With the announced sale of Williams Cos.' Canada midstream assets,4 there are now substantial Canadian processing assets on the market. The Williams Canada midstream assets include ownership of the Cochrane straddle plant and interests in the BP Canada Energy Empress complex (Trains 2 and 3), and the Redwater, Alta., fractionator (OGJ, Oct. 7, 2002, p. 54).

The commercial arrangements for the straddle plants generally have a merchant exposure to ethane and propane plus markets, which are subject to term contracts.

The ethane contracts likely reflect recovery of shrinkage costs and a processing fee. The basis for the processing fee may not reflect full recovery of operating costs particularly with regard to electricity costs.

The owners may also have assumed some of the throughput risks. In terms of the propane plus, these arrangements are generally market responsive. Because some of the ethane sales to the Alberta petrochemical industry are to be renegotiated by mid-2004, there may be some upside in these renegotiations.

Depending on Alberta gas prices, the Alberta petrochemical industry may not have much flexibility to pay higher prices for ethane feedstock.

Since 1998, several factors have affected or will affect the operation and economics of the Alberta straddle plants, and particularly, the Empress straddle plants.

First, the basis differential between US and Alberta gas prices has narrowed (see Part 1). Second, the expansion of gas pipeline capacity and the nonrenewals of TransCanada firm capacity have reduced the volume of gas available for processing at the Empress straddle plants.

Third, the Alliance Pipeline volumetric toll favors receipts of relatively high-btu gas, which has modestly reduced the ethane and propane-plus content in the inlet gas at the Empress straddle plants.

The new Alberta gas-royalty system values gas streams based on constituents. This may provide an incentive to recover the liquefiable constituents at field plants. The new Alberta royalty regime could therefore adversely affect the straddle plants.

While these straddle plants are substantial entities, the market risk associated with the commercial arrangements may diminish the market value of these assets and the scope of interest from prospective buyers.

If gas prices decline when substantial volumes of Alaskan gas reach market in the Lower 48, there will be an opportunity to participate in the processing upgrade on NGL recovery.

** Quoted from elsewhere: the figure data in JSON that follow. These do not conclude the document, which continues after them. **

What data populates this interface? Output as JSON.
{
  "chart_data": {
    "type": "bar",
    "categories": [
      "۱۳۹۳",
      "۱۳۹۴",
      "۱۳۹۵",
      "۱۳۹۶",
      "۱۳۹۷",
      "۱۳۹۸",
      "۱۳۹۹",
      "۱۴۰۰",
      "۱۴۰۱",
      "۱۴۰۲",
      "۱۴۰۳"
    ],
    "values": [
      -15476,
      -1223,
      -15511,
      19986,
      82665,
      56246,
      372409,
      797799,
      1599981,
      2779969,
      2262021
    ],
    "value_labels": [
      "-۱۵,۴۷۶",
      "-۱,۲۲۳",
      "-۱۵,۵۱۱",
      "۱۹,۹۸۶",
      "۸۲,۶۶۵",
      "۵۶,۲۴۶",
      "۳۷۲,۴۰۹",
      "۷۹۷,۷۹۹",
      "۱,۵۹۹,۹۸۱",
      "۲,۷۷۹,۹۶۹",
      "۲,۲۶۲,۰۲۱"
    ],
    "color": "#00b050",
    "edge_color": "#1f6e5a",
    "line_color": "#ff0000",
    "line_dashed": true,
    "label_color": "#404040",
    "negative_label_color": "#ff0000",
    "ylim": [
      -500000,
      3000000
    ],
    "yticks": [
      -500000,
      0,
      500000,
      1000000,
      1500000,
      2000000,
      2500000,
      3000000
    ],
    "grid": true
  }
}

Prospective buyers of straddle plant assets should be careful in their due diligence, so that they properly understand the opportunity, the revenue and margin outlook, the cost structure, and the volume and capacity utilization risk.

References

  1. "Nova Gas Transmission Ltd. Gas Transportation Tariff Carbon Dioxide (CO2–) Gas Quality Requirements Phase II CO2– Management Service and Tariff Amendments," Alberta Energy and Utilities Board Decision 2002-084, Sept. 24, 2002.
  2. "Application by TransCanada PipeLines pursuant to Part IV of the Act for approval of 2003 tolls," September 2002.
  3. Hawkins Gas Consultants, "LPG Outlook 2002," multiclient study, July 2002.
  4. "Williams Considers Selling its Western Canada Assets," Williams Cos. press release, July 25, 2002.